太 極 拳   (alte Zeichen)                太 极 拳   (neue Zeichen)


Tai Chi Chuan bedeutet 
"Kampfkunst nach den Tai Chi Prinzip" bzw. "Kampfkunst nach dem Yin-Yang Prinzip".


 

Der Wu-Stil geht auf (Wu) Quanyou zurück. Quanyou, Offizier der kaiserlichen Leibgarde  lernte von Yang Luchan und gab die Tradition an seinen Sohn Wu Jianquan,
ebenfalls Mitglied der kaiserlichen Leibgarde, weiter.

Zu dieser Zeit gab es Taijiquan ausschliesslich als Kampfkunst und langsame Bewegungen waren nicht üblich.
Zudem war es eine innere Kampfkunst (Nei Jia Quan), d.h. sie wurde nicht öffentlich unterrichtet sondern lediglich im Familienkreis gelehrt.

Zu Beginn des 20. Jahrhunderts, also nach dem Zusammenbruch des Kaiserreichs, ging Taijiquan an die Öffentlichkeit. Dabei wurden die langsamen Formen entwickelt.
Wu Jianquan entwickelte basierend auf der ursprünglichen schnellen Form die lange langsame Form. Sein Meisterschüler Ma Yuehliang entwickelte später noch eine kurze Variante dieser Form, die heute als die "kurze Form" praktiziert wird.

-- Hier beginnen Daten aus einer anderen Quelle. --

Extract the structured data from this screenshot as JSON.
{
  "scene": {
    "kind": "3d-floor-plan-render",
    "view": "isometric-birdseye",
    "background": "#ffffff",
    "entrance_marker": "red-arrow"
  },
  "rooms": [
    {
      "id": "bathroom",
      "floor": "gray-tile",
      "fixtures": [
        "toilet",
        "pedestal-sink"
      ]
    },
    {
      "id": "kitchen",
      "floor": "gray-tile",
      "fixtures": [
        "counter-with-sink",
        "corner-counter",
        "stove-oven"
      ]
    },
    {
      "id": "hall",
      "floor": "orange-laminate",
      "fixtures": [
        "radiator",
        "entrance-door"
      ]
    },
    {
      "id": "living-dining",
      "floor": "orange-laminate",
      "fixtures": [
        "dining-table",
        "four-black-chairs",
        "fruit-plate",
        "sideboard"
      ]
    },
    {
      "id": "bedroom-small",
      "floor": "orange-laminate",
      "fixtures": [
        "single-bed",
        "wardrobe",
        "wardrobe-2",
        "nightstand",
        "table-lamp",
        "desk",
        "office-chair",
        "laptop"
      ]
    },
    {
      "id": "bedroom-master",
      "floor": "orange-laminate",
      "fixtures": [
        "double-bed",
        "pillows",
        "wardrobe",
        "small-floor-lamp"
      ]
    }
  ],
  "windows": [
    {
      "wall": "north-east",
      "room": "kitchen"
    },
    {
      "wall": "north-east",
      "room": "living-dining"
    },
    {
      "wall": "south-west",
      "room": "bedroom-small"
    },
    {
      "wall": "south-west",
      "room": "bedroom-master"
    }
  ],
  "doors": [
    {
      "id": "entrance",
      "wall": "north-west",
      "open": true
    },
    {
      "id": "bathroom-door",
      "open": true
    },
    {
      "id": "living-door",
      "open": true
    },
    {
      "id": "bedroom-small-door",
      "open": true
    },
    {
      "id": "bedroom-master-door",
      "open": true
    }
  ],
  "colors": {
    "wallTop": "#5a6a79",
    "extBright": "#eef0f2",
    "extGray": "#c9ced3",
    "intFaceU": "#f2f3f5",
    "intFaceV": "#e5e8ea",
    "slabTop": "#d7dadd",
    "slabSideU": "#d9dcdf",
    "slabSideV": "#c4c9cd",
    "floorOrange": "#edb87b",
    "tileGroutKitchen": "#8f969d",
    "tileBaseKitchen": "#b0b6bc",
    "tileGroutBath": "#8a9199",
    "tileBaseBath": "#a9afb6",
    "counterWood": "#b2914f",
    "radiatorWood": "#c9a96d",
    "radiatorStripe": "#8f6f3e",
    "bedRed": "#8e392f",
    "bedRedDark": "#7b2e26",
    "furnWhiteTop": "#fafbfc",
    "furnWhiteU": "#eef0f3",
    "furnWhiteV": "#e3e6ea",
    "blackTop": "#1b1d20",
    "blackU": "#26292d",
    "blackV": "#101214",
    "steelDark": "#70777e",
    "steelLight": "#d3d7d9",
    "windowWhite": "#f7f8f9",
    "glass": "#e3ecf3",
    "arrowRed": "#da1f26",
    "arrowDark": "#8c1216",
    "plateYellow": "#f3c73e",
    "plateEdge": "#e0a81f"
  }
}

In den 80ziger Jahren machte Ma Yuehliang die bis dahin geheim gehaltene schnelle Form ebenfalls öffentlich.
Sein Meisterschüler und zugleich einer seiner Söhne, Ma Jiangbao, verbreitete von 1986 bis 2016 den Wu-Stil in Europa.


Das System enthält neben den Handformen noch die Säbelform, die Lanzenform und die Schwertform.
Zudem git es noch die 5 Vorübungen und das gesamte Tui Shou (Partneranwendungen) Programm.

 

Der Wu-Stil zeichnet sich durch fliessende, geschmeidige und kompakte Bewegungen aus.
Diese werden in kleinen Kreisen bzw. Spiralen ausgeführt und beziehen den gesamten Körper ein.

Die langsamen Formen werden in Zeitlupe "gelaufen", d.h. die Form selbst entspricht einer einzigen fliessenden Bewegung,
die weder stoppt noch neu ansetzt.
Eine solche "Bewegung" dauert z.B. bei der langen Form dann schon mal ca. 40 Minuten.

Der Rücken ist -in sich-  zwischen Steißbein und Scheitel (Weilü Zhongzheng - Hanxiong Babei) stets gerade und dient als in sich drehbare Achse.
Die Füße stehen bei Schritten (Gong Bu, Xu Bu, Ping Xing Bu) parallel.
Bei Drehungen des Standes werden sie sinnvoll auf Ferse oder Fussballen gedreht und stehen übergangsweise im rechten Winkel (Ding Zi Bu).
Insgesamt wird einer natürlichen Funktionsweise der Fußgelenke, Kniegelenke, Hüftgelenke, der Wirbelsäule, den Schultern, Ellbogen und Handgelenken zugearbeitet, was die Bewegungen sehr locker und vor allem natürlich macht.

Diese Art der Ausführung ist zum Einen sehr anspruchsvoll zum Anderen jedoch sehr entlastend für Körper, Geist und Seele.
Dadurch, dass "man" durch und durch beansprucht wird, sich aber nicht verausgabt -Atmung wird langsam, tief und gleichmäßig-, kann man das stimulierte Energiepotential besser im Körper nutzen als es gleich wieder loszuwerden. Taijiquan bildet mit der Zeit so eine umfassendere energetische Struktur.

Aufgrund seiner speziellen Art eignet sich Taijiquan für jung und alt und für Anfänger und Fortgeschrittene gleichermaßen.